A close friend of the disciplined Patel, the Hindu Prasad had ignore Nehru’s advice to stay away.
“I respect all religions and on occasion visit a church, a dagah and a gardwara” he said.
Nehru feared a “spirit of communism and revivalism has gradually invaded the congress” speaking when another of Patel’s friends Purshottamdas Tandon was elected President of Congress in 1950.
Perhaps now the need to maintain the public order as different groups seeks to divide and conquer the voting public disillusioned by an unwieldy and corrupt government. Public supported tolerance has drifted into pacifying intolerant demands of pressure groups playing on people’s fears.
It is not a uniquely Indian problem. As an Australian based in Bhopal, I am appalled by the Abbott governments insistence of criminalising refugees as “cue jumpers” , the misuse of the Anzac legend to portray Australia as a nationalist Bronzed Aussie of British descent. The myth ignores Australia’s post world war II European migration. 60% of Australians do not claim British heritage.
Similarly Gandhi called on the myth of a once great Hindu India. India has never been entirely Hindu. Gandhi’s ideas worked in the public mind because they gave the powerless a way to protest. Gandhi’s ahimsa , a Jain respect for animal life that the Mahatma turned into a political ideal, was born during the violent birth of Indian nationalism. The British could use guns against Tilak’s calling on the Mahabharata to over throw Colonialism. Violence against Gandhi’s defenceless salt marchers would destroy British claims of moral superiority.
By turning the Bhagavad Gita, Krishna’s great justification to Arjuna slaughter his warring brethren into a tale of personal spiritual struggle,[i] Gandhi recreated a myth as unhistorical, but more benign, as the singular and narrow Hindutva of some nationalist politicians.
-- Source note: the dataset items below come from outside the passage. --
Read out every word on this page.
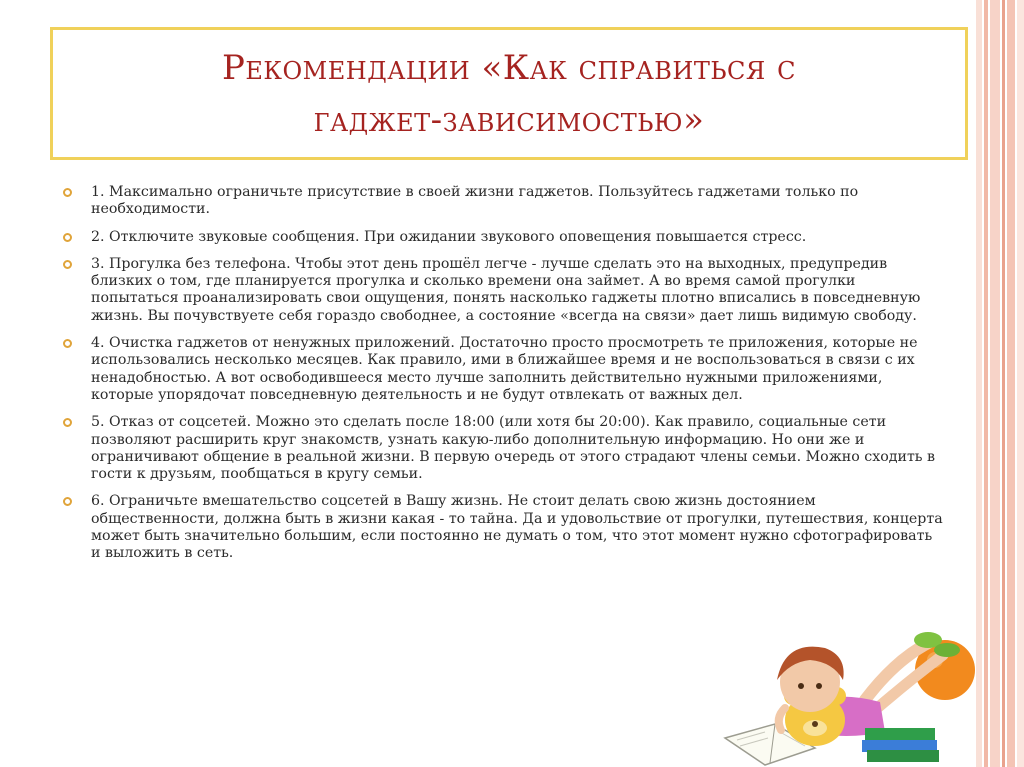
Рекомендации «Как справиться с
гаджет-зависимостью»
1. Максимально ограничьте присутствие в своей жизни гаджетов. Пользуйтесь гаджетами только по необходимости.
2. Отключите звуковые сообщения. При ожидании звукового оповещения повышается стресс.
3. Прогулка без телефона. Чтобы этот день прошёл легче - лучше сделать это на выходных, предупредив близких о том, где планируется прогулка и сколько времени она займет. А во время самой прогулки попытаться проанализировать свои ощущения, понять насколько гаджеты плотно вписались в повседневную жизнь. Вы почувствуете себя гораздо свободнее, а состояние «всегда на связи» дает лишь видимую свободу.
4. Очистка гаджетов от ненужных приложений. Достаточно просто просмотреть те приложения, которые не использовались несколько месяцев. Как правило, ими в ближайшее время и не воспользоваться в связи с их ненадобностью. А вот освободившееся место лучше заполнить действительно нужными приложениями, которые упорядочат повседневную деятельность и не будут отвлекать от важных дел.
5. Отказ от соцсетей. Можно это сделать после 18:00 (или хотя бы 20:00). Как правило, социальные сети позволяют расширить круг знакомств, узнать какую-либо дополнительную информацию. Но они же и ограничивают общение в реальной жизни. В первую очередь от этого страдают члены семьи. Можно сходить в гости к друзьям, пообщаться в кругу семьи.
6. Ограничьте вмешательство соцсетей в Вашу жизнь. Не стоит делать свою жизнь достоянием общественности, должна быть в жизни какая - то тайна. Да и удовольствие от прогулки, путешествия, концерта может быть значительно большим, если постоянно не думать о том, что этот момент нужно сфотографировать и выложить в сеть.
“One nation one religion” as a slogan has even been used as a readymade garment manufacturer in Bund Garden Road Pune. Even if only intended for commerce, this large sign, politicized religious sentiment, whatever its creed, makes me nervous.
Manu’s legal code may have preferred the “twice born” upper class and Brahmins to live between the Indian ocean and the Bay of Bengal is contrasted with India’s ancient merchant diaspora .that is often quick to desert Brahmin ideals alone but whose displays of piety in he country are more Indian than in India.
[[I assume the stricter members of the Hindutva movement would disagree, The rise of the Brahmins to power came with feudal society, after the collapse of the Maurya’s, claims Devangana Desai (The religious imagery of Khajuraho), drawing on archaeological research. Hinduism pre-dated Buddhism, but Brahmins were given already religiously significant land such as Nashik and Mathura by rulers seeking to raise their prestige . Also, Dravidian south sees its religion predating the northern Aryan invasion, which some Hindus do not believe. It is quiet possible that the British spread idea of an Aryan race may have been tribal groups rather than a racial entity]].
“Hindui is tolerance, but [fill in the blank] are not rue Hindu’s.”
Yes, Hinduism has been remarkably tolerant over the years, what is less clear historically what Hinduism really is.
That will be another blog post …….
For the moment, consider how Prime Minister Nehru defined a secular constitution. Rather than evoke the strict church -state division of the USA, Nehru said “Some people think that it means something opposed to religion. That obviously is not correct. What it means is a state which honours all faiths equally and gives them equal opportunities” (Sarveralli Gopal, Jawaharlal Nehru: An Anthology).
 Concerned over religions primal passions, Nehru’s ideas were initially more universally but moderated over time, perhaps influenced by the carnage of partition. Early nationalism was religiously inspired bur Gandhi realised the need to transcend its potential divisiveness. He taught ‘sarva dharma sambbhava’ or Equality of All Religions.
[i] In a sense it reminds me of the personal struggle or jihad of Islam, which is also used by some to justify conquest.